The following is a story about a couple who lived together, like many other married couples, for more than fifty years. They shared the problems and difficulties inherent in their lot but still managed to remain together, and in that process, raising their six children.
One may call it a love story but more than that, it is a saga of love in the face of the onset, progress, and end of a dehumanizing illness. Like with other afflictions its cause is unknown, its treatment merely palliative and its course inexorable until death. The illness lasts an average of seven years. Its symptoms are insidious and progressive.
For a lay observer they are difficult to appraise their effects on the behavior of the loved one. The patient becomes forgetful, loses affect, the facial expression is sluggish, and the gait difficult or erratic. Memory fails from the present into the past.
For that reason he or she feels more comfortable recalling the far past while visiting their parents or childhood friends. Their distant past becomes their present. Until now, there is no cure for this condition that generally starts after the sixtieth year.
In my wife the first symptoms appeared at 58 years of age and progressed rapidly even though she received the drugs treatment available. She died eleven years later at 69 years of age. The deterioration of cognitive processes results in the presence of a body in the absence of the mind. The subject cannot manifest herself, can not express her feelings.
She needs assistance in her most basic requirements and returns to childhood although she may retain the capacity to express love and kindness. We end up with a body without remembrance, a body without a cast shadow. Who are you? is an obligatory question made by the patient to their spouse or caregiver.
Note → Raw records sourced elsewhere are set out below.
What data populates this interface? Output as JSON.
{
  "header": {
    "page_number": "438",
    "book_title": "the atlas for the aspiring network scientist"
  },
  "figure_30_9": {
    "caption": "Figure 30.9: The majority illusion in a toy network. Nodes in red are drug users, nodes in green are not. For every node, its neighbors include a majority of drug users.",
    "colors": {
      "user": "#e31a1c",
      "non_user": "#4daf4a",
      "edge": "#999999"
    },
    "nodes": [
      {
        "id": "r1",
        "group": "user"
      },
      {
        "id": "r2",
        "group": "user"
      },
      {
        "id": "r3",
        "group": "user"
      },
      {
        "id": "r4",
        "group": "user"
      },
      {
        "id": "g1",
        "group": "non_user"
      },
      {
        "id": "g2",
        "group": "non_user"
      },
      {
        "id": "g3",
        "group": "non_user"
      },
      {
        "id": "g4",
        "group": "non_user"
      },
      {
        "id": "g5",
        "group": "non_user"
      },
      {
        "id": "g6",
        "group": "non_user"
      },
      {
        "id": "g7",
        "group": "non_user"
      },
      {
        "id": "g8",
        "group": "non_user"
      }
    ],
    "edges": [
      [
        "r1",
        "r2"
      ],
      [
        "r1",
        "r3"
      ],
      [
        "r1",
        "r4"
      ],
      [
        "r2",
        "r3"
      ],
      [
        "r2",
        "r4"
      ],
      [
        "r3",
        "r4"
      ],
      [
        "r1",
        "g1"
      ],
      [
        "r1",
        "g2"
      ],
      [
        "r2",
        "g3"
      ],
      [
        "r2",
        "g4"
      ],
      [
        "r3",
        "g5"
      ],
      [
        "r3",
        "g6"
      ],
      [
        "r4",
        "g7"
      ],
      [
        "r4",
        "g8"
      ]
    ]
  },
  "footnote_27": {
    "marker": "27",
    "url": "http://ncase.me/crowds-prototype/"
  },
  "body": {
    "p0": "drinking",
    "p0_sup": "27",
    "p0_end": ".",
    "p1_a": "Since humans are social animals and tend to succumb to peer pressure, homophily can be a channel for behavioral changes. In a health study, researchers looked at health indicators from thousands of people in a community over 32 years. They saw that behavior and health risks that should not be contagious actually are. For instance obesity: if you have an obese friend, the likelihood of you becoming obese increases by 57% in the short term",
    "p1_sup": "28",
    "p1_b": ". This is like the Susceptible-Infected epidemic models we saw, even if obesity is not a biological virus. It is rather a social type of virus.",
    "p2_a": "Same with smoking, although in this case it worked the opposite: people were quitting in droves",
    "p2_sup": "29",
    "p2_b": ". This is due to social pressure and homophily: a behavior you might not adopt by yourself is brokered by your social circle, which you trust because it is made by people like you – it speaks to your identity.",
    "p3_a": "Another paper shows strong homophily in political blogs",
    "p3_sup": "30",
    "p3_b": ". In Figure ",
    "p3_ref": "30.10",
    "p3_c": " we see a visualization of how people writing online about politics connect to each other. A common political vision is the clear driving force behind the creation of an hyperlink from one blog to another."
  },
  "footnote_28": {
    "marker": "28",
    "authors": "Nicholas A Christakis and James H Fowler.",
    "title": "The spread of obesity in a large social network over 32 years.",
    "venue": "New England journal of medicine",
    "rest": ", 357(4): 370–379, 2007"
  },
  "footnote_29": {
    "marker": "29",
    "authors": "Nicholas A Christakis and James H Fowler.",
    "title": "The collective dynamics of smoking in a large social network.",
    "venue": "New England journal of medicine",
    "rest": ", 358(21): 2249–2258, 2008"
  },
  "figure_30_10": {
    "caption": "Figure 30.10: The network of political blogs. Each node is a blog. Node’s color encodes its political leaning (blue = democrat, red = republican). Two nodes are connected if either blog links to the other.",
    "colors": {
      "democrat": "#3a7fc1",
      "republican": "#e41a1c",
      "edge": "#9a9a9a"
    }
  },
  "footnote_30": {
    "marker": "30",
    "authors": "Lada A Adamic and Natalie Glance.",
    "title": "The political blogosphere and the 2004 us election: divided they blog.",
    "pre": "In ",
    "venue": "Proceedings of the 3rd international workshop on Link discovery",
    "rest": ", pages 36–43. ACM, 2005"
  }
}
The objectives of the movie are two: first to educate the relatives and caregivers of patients with Alzheimer's disease so that do no antagonize or discuss with the patients, what the patient says is his reality, nobody can change it.
The second objective is to demonstrate what could be the behavior of the healthy spouse in regard to his/her social, moral, intellectual and sexual behavior in society. This I have never seen in any other book or picture about Alzheimer's.